Many types of bees, flies, butterflies (notably the brown elfin), moths (notably hummingbird and clearwing moths), and wasps visit the flowers of Ribes species for nectar, pollen, or both. Spring-flowering shrubs are an important nectar source for insects that are active in early spring.
Gray comma butterfly caterpillars eat the leaves of gooseberries, and golden currant might also be a host plant for them. The early stage caterpillars feed on the undersides of the leaves, so it’s harder to see them.
Gooseberries and currants, now placed in their own family (the Grossulariaceae), used to be considered part of the saxifrage family (Saxifragaceae). But botanists using molecular (DNA) evidence have determined that the woody plants that used to be in the saxifrage family deserve to be split away into other families.

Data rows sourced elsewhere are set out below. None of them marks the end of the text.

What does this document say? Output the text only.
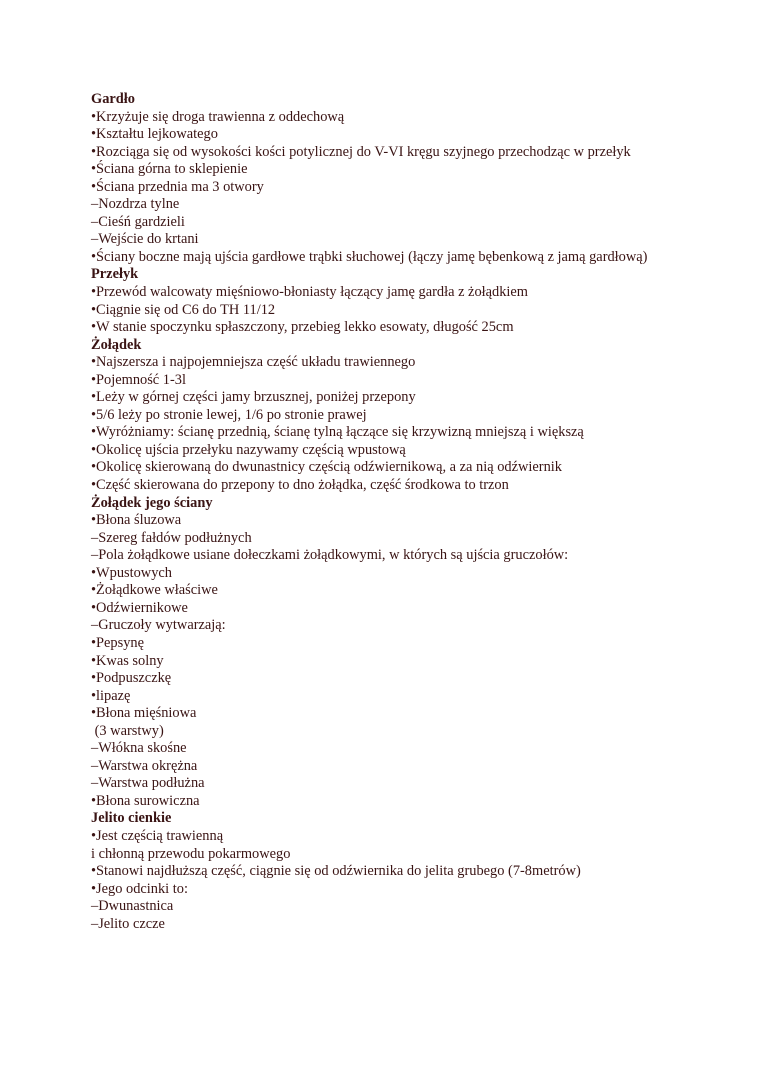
Gardło

•Krzyżuje się droga trawienna z oddechową

•Kształtu lejkowatego

•Rozciąga się od wysokości kości potylicznej do V-VI kręgu szyjnego przechodząc w przełyk

•Ściana górna to sklepienie

•Ściana przednia ma 3 otwory

–Nozdrza tylne

–Cieśń gardzieli

–Wejście do krtani

•Ściany boczne mają ujścia gardłowe trąbki słuchowej (łączy jamę bębenkową z jamą gardłową)

Przełyk

•Przewód walcowaty mięśniowo-błoniasty łączący jamę gardła z żołądkiem

•Ciągnie się od C6 do TH 11/12

•W stanie spoczynku spłaszczony, przebieg lekko esowaty, długość 25cm

Żołądek

•Najszersza i najpojemniejsza część układu trawiennego

•Pojemność 1-3l

•Leży w górnej części jamy brzusznej, poniżej przepony

•5/6 leży po stronie lewej, 1/6 po stronie prawej

•Wyróżniamy: ścianę przednią, ścianę tylną łączące się krzywizną mniejszą i większą

•Okolicę ujścia przełyku nazywamy częścią wpustową

•Okolicę skierowaną do dwunastnicy częścią odźwiernikową, a za nią odźwiernik

•Część skierowana do przepony to dno żołądka, część środkowa to trzon

Żołądek jego ściany

•Błona śluzowa

–Szereg fałdów podłużnych

–Pola żołądkowe usiane dołeczkami żołądkowymi, w których są ujścia gruczołów:

•Wpustowych

•Żołądkowe właściwe

•Odźwiernikowe

–Gruczoły wytwarzają:

•Pepsynę

•Kwas solny

•Podpuszczkę

•lipazę

•Błona mięśniowa

(3 warstwy)

–Włókna skośne

–Warstwa okrężna

–Warstwa podłużna

•Błona surowiczna

Jelito cienkie

•Jest częścią trawienną

i chłonną przewodu pokarmowego

•Stanowi najdłuższą część, ciągnie się od odźwiernika do jelita grubego (7-8metrów)

•Jego odcinki to:

–Dwunastnica

–Jelito czcze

Globally, there are about 150 species in genus Ribes, and they are often divided (in an oversimplified way) into “currants” (with jointed flower stalks) and “gooseberries” (with unjointed flower stalks). Numerous cultivated strains of currants and gooseberries have been developed by plant breeders. Favorite cultivated gooseberries usually are derived from the Old World species R. uva-crispa (sometimes called R. grossularia), which is often hybridized with the North American species R. hirtellum (often called the American or hairy-stem gooseberry, it is not native to Missouri).
Many species of gooseberries and currants have been the subject of an aggressive eradication campaign in parts of the country where white pine grows and is harvested for lumber. The shrubs are an alternate host of the white pine blister rust, which was unintentionally brought in from Europe around 1900. This fungus attacks and kills white pine, which is an important timber tree in eastern North America. Like many other rusts, it needs two hosts to complete its life cycle; its alternate host is various species of Ribes. Since Missouri is not in the range of white pine, other than as ornamental plantings, the blister rust has not been considered a threat here. Elsewhere, however, state laws may forbid the cultivation of gooseberries and currants.